Dünya Ticaret Örgütünün çok daha etkili olması gerektiğini kaydeden Davutoğlu, birçok ülkenin prensipte uymasına rağmen birçok ülkenin kısıtlayıcı politikalar uygulamayı sürdürdüğünü ifade etti. Dünya ticaretinin yüzde 6-7 artması gerektiğini anlatan Davutoğlu, "Temel parametrelerini değiştirmemiz gerekir dünya ekonomisinin" ifadesini kullandı. 

Davutoğlu, son 25 yılda mevcut uluslararası kuruluşları dönüştürmenin başarılamadığını ancak bu konuda G20'nin mevcut uluslararası kuruluşlar arasında bir başarı örneği vurguladı. 

G20'nin P5'ten çok daha kapsayıcı olduğunu aktaran Davutoğlu, G20'nin çatışma çözümleme, görüş alışverişinde bulunma mekanizması olma özelliği açısından en iyi seçeneklerden birisi olarak durduğunu bildirdi. 

G20 zirvelerinde 20 ülkenin liderlerinin bir araya geldiğini ve birçok şeyi çözebilecekleri konusunda beklenti oluştuğunu aktaran Davutoğlu, "G20 bu beklentiyi karşıladı mı karşılamadı mı? En azından şunu söyleyebiliriz: G20 soğuk savaş sonrasındaki döneme adapte edilmiş tek uluslararası organizasyon olarak karşımızda çıkıyor" dedi. 

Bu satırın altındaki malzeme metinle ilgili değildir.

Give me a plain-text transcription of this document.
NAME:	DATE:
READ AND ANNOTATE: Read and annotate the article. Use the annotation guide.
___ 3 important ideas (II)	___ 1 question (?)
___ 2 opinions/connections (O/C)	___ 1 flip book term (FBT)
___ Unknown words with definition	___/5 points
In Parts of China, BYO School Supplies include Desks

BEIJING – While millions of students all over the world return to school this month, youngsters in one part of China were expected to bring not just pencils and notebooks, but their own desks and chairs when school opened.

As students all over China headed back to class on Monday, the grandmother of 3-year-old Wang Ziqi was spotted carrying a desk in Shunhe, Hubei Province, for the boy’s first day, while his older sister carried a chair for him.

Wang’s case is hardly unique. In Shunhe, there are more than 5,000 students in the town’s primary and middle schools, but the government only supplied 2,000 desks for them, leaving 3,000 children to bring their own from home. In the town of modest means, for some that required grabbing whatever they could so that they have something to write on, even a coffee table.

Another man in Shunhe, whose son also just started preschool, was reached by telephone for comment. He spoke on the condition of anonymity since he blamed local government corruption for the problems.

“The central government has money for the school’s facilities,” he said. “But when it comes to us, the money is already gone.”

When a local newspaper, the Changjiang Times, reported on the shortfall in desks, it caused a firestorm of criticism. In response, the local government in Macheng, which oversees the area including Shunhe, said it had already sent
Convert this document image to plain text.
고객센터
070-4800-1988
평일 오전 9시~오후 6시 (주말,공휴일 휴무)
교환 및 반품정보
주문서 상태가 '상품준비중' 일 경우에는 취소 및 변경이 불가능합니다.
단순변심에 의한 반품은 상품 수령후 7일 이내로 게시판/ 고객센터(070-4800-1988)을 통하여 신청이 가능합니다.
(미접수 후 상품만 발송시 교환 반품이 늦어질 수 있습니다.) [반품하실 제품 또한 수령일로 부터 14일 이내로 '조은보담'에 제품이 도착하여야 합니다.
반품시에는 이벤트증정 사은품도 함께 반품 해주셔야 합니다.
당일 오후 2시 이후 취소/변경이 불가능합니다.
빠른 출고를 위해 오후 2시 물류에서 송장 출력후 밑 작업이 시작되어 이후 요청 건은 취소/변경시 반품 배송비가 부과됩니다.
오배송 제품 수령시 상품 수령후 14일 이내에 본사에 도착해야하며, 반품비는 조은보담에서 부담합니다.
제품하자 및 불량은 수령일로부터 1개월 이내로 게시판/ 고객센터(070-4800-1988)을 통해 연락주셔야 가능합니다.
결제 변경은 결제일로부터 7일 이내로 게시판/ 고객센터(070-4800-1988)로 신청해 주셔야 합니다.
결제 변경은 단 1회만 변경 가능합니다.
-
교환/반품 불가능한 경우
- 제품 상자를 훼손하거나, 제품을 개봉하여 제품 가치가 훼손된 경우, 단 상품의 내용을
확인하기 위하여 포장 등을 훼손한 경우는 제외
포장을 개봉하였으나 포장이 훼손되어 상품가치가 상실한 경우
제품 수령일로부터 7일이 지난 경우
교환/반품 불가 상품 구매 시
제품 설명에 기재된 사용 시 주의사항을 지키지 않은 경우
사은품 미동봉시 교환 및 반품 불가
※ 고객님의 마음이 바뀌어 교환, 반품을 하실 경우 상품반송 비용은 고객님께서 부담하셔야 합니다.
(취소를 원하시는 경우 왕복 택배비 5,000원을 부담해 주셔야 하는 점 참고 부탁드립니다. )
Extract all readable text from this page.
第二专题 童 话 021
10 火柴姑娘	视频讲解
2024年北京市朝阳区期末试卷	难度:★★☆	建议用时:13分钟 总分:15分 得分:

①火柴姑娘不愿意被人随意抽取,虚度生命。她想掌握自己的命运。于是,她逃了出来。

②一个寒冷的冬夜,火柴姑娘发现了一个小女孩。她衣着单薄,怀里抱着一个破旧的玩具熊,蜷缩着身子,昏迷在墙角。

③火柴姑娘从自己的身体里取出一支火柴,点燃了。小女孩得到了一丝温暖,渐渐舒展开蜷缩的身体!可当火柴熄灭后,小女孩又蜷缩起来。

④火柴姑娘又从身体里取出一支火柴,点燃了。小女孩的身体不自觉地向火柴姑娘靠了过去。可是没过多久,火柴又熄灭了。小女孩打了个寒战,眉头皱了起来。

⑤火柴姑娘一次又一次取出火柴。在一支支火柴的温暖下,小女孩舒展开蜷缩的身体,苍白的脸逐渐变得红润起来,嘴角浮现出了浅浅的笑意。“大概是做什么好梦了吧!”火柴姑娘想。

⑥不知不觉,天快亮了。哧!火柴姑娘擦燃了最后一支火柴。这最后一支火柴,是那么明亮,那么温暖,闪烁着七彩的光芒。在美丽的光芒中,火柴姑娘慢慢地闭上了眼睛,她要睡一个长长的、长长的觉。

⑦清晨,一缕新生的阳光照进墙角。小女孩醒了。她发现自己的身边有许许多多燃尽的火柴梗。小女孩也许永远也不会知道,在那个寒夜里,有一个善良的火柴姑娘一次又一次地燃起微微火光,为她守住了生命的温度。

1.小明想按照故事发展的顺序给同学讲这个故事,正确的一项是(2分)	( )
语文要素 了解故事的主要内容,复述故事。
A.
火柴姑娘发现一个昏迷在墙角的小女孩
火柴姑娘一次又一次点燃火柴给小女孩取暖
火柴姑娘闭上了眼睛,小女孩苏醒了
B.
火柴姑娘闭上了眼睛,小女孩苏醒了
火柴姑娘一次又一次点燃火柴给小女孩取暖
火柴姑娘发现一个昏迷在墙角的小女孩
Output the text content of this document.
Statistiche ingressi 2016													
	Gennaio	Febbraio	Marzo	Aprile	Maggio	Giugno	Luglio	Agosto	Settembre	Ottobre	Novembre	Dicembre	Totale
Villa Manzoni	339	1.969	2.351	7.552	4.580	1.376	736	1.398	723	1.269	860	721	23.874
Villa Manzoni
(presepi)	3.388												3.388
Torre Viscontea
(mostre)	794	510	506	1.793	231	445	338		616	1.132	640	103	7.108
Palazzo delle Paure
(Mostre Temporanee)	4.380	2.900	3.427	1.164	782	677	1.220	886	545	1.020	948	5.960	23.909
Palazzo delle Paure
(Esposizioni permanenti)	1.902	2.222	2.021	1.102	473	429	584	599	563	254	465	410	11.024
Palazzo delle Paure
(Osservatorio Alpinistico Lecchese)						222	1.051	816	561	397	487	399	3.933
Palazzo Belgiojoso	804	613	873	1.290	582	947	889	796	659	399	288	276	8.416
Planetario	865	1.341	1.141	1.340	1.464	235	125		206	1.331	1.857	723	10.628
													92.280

Davutoğlu, G20'nin gücünü esnek karakterinden aldığını ve tüm liderlerin samimi bir şekilde görüşlerini ortaya koyduğunu dile getirdi. 

-"G20 doğru platform"- 

Türkiye'nin dönem başkanlığında önemli konulardan birisini "çevre" olarak belirlediklerini ifade eden Davutoğlu, sözlerini şöyle sürdürdü:

"Bakanlığım döneminde, 3 sene önce BM'de çevresel konularda bir araya gelmiştik. 56 tane Bakan, Birleşmiş Milletler Çevre Konferansı'nda çıkıp ulusal metinlerini okuyorlardı. Bu ne demektir? Siz ulusal pozisyonunuzu okuyorsunuz demektir. Çok sıkıcı da bir şeydi. 8-9 bakandan sonra ben sözü aldım arkadaşlarımızın, meslektaşlarımızın birçoğunun bu resmi metinleri dinlemekten gerçekten sıkıldığını da gördüm ve ben dedim ki: 'Ben ulusal metnimizi okumayacağım size, hissiyatımı sizinle paylaşmak istiyorum' dedim ve biz dışişleri bakanlarıyız, ulus devletlerin dışişleri bakanlarıyız. Tabii ki ulusal pozisyonumuzu koruyacağız ama çevre konusu söz konusu olduğunda bizler ulus devletlerin dışişleri bakanları olarak konuşmamalıyız. Biz 'İnsanlığın içişleri bakanı olarak konuşmalıyız' dedim. Çünkü insanlık yoksa, insanlığın var oluşu yoksa ulusal bir çıkar da olamaz."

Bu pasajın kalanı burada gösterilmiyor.